TopoCast provides a powerful, model-agnostic diagnostic for structural fidelity in sequence modeling, with significant practical relevance for operational domains where oscillatory and phase-aware accuracy is critical (e.g., ECG morphology analysis, power grid control, financial rhythm detection). Topological evaluation can guide both model selection and architecture design, particularly in the calibration of inductive biases for applications with strict dynamical constraints.

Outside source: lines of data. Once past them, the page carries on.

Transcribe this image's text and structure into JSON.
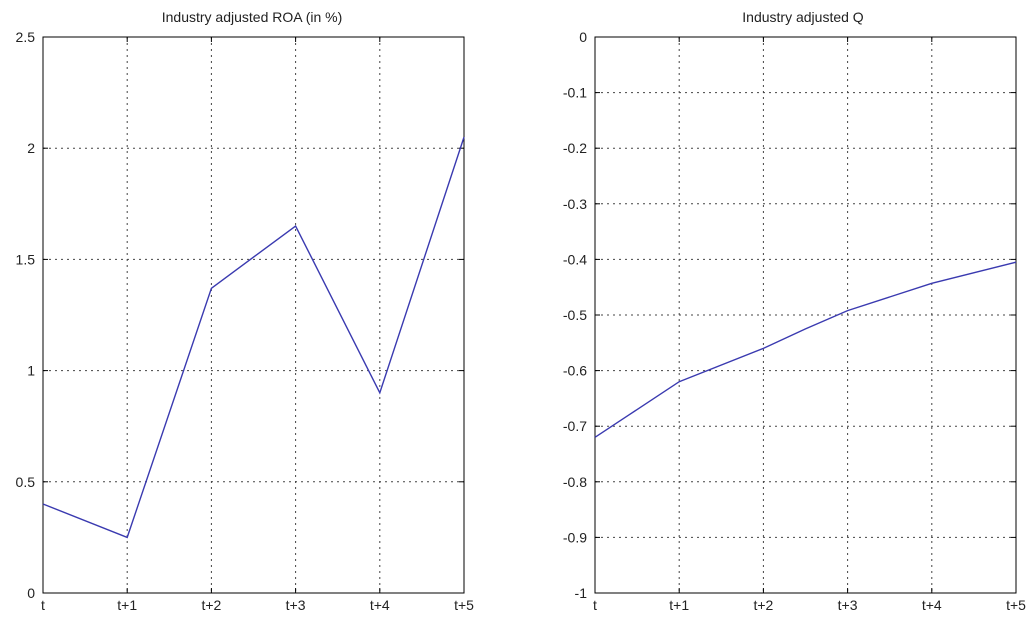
{
  "chart_data": [
    {
      "type": "line",
      "title": "Industry adjusted ROA (in %)",
      "xlabel": "",
      "ylabel": "",
      "categories": [
        "t",
        "t+1",
        "t+2",
        "t+3",
        "t+4",
        "t+5"
      ],
      "values": [
        0.4,
        0.25,
        1.37,
        1.65,
        0.9,
        2.05
      ],
      "ylim": [
        0,
        2.5
      ],
      "yticks": [
        0,
        0.5,
        1,
        1.5,
        2,
        2.5
      ],
      "ytick_labels": [
        "0",
        "0.5",
        "1",
        "1.5",
        "2",
        "2.5"
      ],
      "grid": true,
      "line_color": "#3a3ab0"
    },
    {
      "type": "line",
      "title": "Industry adjusted Q",
      "xlabel": "",
      "ylabel": "",
      "x": [
        0,
        0.4,
        1,
        2,
        2.5,
        3,
        4,
        5
      ],
      "categories": [
        "t",
        "t+1",
        "t+2",
        "t+3",
        "t+4",
        "t+5"
      ],
      "values": [
        -0.72,
        -0.68,
        -0.62,
        -0.56,
        -0.525,
        -0.492,
        -0.443,
        -0.405
      ],
      "ylim": [
        -1,
        0
      ],
      "yticks": [
        -1,
        -0.9,
        -0.8,
        -0.7,
        -0.6,
        -0.5,
        -0.4,
        -0.3,
        -0.2,
        -0.1,
        0
      ],
      "ytick_labels": [
        "-1",
        "-0.9",
        "-0.8",
        "-0.7",
        "-0.6",
        "-0.5",
        "-0.4",
        "-0.3",
        "-0.2",
        "-0.1",
        "0"
      ],
      "grid": true,
      "line_color": "#3a3ab0"
    }
  ]
}
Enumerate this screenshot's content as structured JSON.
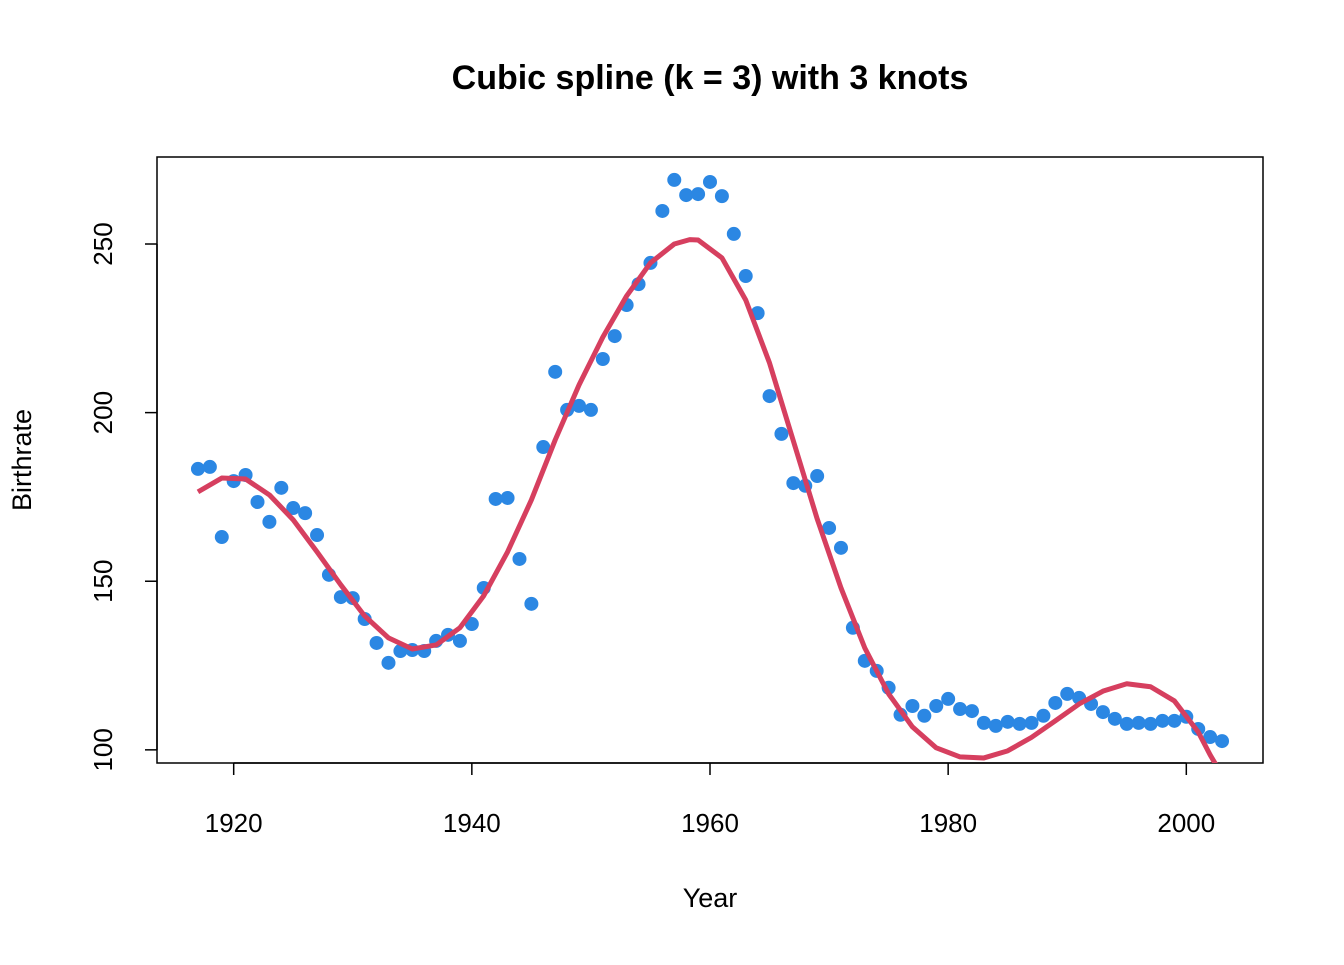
{
  "chart_data": {
    "type": "scatter",
    "title": "Cubic spline (k = 3) with 3 knots",
    "x_label": "Year",
    "y_label": "Birthrate",
    "xlim": [
      1913.56,
      2006.44
    ],
    "ylim": [
      96.1,
      275.8
    ],
    "xticks": [
      1920,
      1940,
      1960,
      1980,
      2000
    ],
    "yticks": [
      100,
      150,
      200,
      250
    ],
    "series": [
      {
        "type": "scatter",
        "color": "#2b87e3",
        "x": [
          1917,
          1918,
          1919,
          1920,
          1921,
          1922,
          1923,
          1924,
          1925,
          1926,
          1927,
          1928,
          1929,
          1930,
          1931,
          1932,
          1933,
          1934,
          1935,
          1936,
          1937,
          1938,
          1939,
          1940,
          1941,
          1942,
          1943,
          1944,
          1945,
          1946,
          1947,
          1948,
          1949,
          1950,
          1951,
          1952,
          1953,
          1954,
          1955,
          1956,
          1957,
          1958,
          1959,
          1960,
          1961,
          1962,
          1963,
          1964,
          1965,
          1966,
          1967,
          1968,
          1969,
          1970,
          1971,
          1972,
          1973,
          1974,
          1975,
          1976,
          1977,
          1978,
          1979,
          1980,
          1981,
          1982,
          1983,
          1984,
          1985,
          1986,
          1987,
          1988,
          1989,
          1990,
          1991,
          1992,
          1993,
          1994,
          1995,
          1996,
          1997,
          1998,
          1999,
          2000,
          2001,
          2002,
          2003
        ],
        "values": [
          183.3,
          183.9,
          163.1,
          179.7,
          181.5,
          173.5,
          167.6,
          177.7,
          171.7,
          170.2,
          163.7,
          151.9,
          145.3,
          145.0,
          138.8,
          131.7,
          125.8,
          129.3,
          129.6,
          129.3,
          132.3,
          134.1,
          132.3,
          137.3,
          148.0,
          174.4,
          174.7,
          156.6,
          143.3,
          189.8,
          212.1,
          200.8,
          202.0,
          200.8,
          215.9,
          222.7,
          231.9,
          238.1,
          244.4,
          259.8,
          269.0,
          264.5,
          264.8,
          268.4,
          264.2,
          253.0,
          240.5,
          229.5,
          204.9,
          193.7,
          179.1,
          178.3,
          181.2,
          165.8,
          159.9,
          136.2,
          126.4,
          123.4,
          118.4,
          110.4,
          113.0,
          110.1,
          113.0,
          115.1,
          112.1,
          111.5,
          108.0,
          107.1,
          108.3,
          107.7,
          108.0,
          110.1,
          113.9,
          116.6,
          115.4,
          113.6,
          111.2,
          109.2,
          107.7,
          108.0,
          107.7,
          108.6,
          108.6,
          109.8,
          106.2,
          103.8,
          102.6
        ]
      },
      {
        "type": "line",
        "color": "#d63f5f",
        "x": [
          1917,
          1919,
          1921,
          1923,
          1925,
          1927,
          1929,
          1931,
          1933,
          1935,
          1937,
          1939,
          1941,
          1943,
          1945,
          1947,
          1949,
          1951,
          1953,
          1955,
          1957,
          1958.3,
          1959,
          1961,
          1963,
          1965,
          1967,
          1969,
          1971,
          1973,
          1975,
          1977,
          1979,
          1981,
          1983,
          1985,
          1987,
          1989,
          1991,
          1993,
          1995,
          1997,
          1999,
          2001,
          2002,
          2002.5
        ],
        "values": [
          176.5,
          180.6,
          180.3,
          175.6,
          168.2,
          158.7,
          148.9,
          139.7,
          133.2,
          129.9,
          131.1,
          136.2,
          145.7,
          158.7,
          174.1,
          191.9,
          208.2,
          222.4,
          234.6,
          244.4,
          250.0,
          251.3,
          251.2,
          245.9,
          233.4,
          214.7,
          191.6,
          168.5,
          148.0,
          130.2,
          116.6,
          106.8,
          100.6,
          97.9,
          97.6,
          99.7,
          103.7,
          108.6,
          113.6,
          117.4,
          119.6,
          118.7,
          114.5,
          105.3,
          98.5,
          95.5
        ]
      }
    ]
  }
}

Theoretically, the explicit breakdown of diagram-level versus temporal-localization errors sharpens the understanding of how neural forecasting models encode dynamical priors, and how they fail as a function of architectural choices and data regimes. The methodology extends naturally to consideration of higher homology dimensions, joint uncertainty quantification for probabilistic forecasts, and the development of topologically-informed training objectives.

Future Directions

Extensions of TopoCast could involve:

  • Incorporating higher-order persistent features (H2H_2, voids) for multivariate systems with more complex recurrence.
  • Adapting metrics to probabilistic or ensemble forecasting, integrating uncertainty quantification in topological descriptors.
  • Formulating differentiable topological regularizers for end-to-end topology-aware training.
  • Applying phase-aware topological evaluation to causality and mechanistic interpretability assessments.

Conclusion

TopoCast establishes that standard pointwise accuracy metrics inadequately capture structural and phase-localized forecast fidelity in deep TSF. Through persistent homology and dominant cycle overlap, TopoCast robustly diagnoses distinct forms of forecast degradation, revealing characteristic model failure modes and providing actionable metrics for both evaluation and model design (2606.25439). This framework sets a new reference for topology-aware assessment in time series analysis and opens new avenues for architecture development and evaluation in sequential AI.